Still, it's fear of the consequences that keeps us from making mistakes

Nov 2, 2009 08:41 GMT  ·  By

You know a survival-horror game has some serious potential when it starts making the staff slightly insane. Threading on the edge of paranoia, one of the developers of Alan Wake discussed the possibility of cutting out the game's end for all pre-releases. Talking to G4TV, the developer shared his thoughts on the secretive attitude regarding the game during a Tokyo Game Show hotel showcasing of the demo. Spoilers are what developers want to prevent by denying full coverage of the title by the press.

Remedy Entertainment Managing Director Matias Myllyrinne gave an exact description of the developer's intentions. "I think we're going to be insanely careful about how much of the story we reveal."We'll clearly discuss with some of our friends at Microsoft whether we even give the ending of the game for anybody's preview. I'd like to hold it back, [I] don't want anybody to spoil it for the audience. That's just my personal feeling."

Whether or not Microsoft will be receptive to the idea remains to be seen, but most likely it'll seriously frown on it. As a publisher, its main concern is the sales and giving an unended game for previews would definitely hurt its score, and that would hurt the sales.

Spoilers are a common practice on the Internet, where rumors fly around without a control tower. It's no doubt that, as soon as a full version of the game would leave the developer's building, the entire story would be out for grabs on the entire net. If anything, we can just look at the "workprint" of X Men: Origins that appeared on the net a full month before the film was in theaters.

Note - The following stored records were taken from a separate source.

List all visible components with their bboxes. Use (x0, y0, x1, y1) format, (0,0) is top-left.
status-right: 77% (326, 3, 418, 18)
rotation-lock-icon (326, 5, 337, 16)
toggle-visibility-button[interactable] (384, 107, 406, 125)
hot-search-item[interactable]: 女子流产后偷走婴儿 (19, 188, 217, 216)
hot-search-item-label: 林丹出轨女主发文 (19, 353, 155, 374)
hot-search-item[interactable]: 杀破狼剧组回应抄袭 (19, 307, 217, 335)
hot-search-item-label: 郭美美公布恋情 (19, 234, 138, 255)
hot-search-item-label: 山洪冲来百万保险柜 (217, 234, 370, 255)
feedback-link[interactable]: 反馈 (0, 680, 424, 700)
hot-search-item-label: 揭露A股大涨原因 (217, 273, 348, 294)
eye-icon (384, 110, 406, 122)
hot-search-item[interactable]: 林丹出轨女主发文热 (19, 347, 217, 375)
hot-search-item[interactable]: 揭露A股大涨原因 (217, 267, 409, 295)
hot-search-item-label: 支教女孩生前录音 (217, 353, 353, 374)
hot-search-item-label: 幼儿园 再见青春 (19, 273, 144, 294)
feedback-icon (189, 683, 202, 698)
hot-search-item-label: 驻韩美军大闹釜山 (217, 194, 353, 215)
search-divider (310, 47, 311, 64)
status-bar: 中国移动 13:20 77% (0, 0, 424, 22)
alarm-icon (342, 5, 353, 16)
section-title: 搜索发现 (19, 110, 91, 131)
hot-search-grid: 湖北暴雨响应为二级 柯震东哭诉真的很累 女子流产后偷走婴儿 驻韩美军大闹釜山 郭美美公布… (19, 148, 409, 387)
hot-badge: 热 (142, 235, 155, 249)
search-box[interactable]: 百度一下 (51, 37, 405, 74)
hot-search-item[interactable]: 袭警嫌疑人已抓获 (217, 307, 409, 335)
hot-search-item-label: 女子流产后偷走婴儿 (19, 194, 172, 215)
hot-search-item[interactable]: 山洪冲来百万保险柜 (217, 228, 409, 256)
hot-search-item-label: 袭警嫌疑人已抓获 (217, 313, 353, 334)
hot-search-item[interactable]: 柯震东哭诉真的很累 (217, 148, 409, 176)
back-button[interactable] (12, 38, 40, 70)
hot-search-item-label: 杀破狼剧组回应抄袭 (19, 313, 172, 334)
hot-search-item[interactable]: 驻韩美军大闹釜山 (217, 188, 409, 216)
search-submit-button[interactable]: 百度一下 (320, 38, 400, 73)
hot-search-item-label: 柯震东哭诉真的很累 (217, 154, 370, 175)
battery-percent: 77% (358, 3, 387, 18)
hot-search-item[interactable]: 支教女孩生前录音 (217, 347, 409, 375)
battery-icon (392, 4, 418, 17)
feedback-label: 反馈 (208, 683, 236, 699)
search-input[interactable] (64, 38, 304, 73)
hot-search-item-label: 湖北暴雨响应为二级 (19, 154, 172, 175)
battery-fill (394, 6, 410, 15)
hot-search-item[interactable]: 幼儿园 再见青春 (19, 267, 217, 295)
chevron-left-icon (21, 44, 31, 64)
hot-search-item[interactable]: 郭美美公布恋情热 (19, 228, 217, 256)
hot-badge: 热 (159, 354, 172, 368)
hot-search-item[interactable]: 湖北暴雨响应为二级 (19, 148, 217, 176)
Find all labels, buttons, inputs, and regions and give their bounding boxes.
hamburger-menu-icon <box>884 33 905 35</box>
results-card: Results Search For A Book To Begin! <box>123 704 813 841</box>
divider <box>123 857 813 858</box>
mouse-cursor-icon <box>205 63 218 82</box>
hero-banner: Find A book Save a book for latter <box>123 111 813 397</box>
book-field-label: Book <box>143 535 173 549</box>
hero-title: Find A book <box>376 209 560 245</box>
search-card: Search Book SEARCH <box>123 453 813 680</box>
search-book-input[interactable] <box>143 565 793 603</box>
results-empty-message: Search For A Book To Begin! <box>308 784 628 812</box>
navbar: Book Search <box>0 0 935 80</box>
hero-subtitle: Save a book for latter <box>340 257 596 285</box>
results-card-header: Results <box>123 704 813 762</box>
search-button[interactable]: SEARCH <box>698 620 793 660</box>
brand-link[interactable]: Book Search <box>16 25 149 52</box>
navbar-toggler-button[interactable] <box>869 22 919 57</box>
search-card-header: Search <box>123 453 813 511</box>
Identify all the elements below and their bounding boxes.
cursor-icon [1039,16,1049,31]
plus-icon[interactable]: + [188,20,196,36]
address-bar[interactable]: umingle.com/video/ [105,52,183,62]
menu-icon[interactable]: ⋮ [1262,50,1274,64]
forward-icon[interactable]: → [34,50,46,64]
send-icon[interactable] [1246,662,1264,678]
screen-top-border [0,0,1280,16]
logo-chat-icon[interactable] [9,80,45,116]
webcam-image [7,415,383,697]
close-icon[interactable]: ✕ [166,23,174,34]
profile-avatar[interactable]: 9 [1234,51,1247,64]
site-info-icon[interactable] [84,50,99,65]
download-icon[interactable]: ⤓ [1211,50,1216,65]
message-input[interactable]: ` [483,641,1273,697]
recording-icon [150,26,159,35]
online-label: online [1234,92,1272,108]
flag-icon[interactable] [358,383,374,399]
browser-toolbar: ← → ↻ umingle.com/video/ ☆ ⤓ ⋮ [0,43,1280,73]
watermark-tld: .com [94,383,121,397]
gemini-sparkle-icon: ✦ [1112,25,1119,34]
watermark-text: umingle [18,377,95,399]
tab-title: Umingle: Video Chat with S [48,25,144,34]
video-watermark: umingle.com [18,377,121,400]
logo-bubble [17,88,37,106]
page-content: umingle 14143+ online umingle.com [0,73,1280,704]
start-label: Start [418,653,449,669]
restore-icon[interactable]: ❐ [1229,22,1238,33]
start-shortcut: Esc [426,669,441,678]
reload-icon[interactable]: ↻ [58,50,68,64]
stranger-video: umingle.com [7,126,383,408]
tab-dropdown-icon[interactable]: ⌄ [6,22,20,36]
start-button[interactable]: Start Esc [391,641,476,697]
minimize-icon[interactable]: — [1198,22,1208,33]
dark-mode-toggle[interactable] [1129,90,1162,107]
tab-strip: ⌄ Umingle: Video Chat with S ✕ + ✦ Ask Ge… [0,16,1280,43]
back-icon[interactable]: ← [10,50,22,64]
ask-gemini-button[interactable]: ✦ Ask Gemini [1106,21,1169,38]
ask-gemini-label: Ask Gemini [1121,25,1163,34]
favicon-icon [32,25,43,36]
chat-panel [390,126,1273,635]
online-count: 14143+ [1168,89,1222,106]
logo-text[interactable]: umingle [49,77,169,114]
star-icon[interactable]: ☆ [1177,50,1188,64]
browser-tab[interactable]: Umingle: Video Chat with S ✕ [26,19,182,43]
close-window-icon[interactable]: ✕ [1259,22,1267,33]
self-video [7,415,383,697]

This wasn't even a pre-release sent out by the producers and leaked by the press, the net version was an unfinished "I can see the wires" version, with incomplete visual effects. The movie got jacked somewhere in the internal process of development and it was spoiled in its entirety, not just as far as its ending was concerned. If it truly believes that the story is what drives its game, then yes, Remedy has good reasons to fear the dreaded spoilers.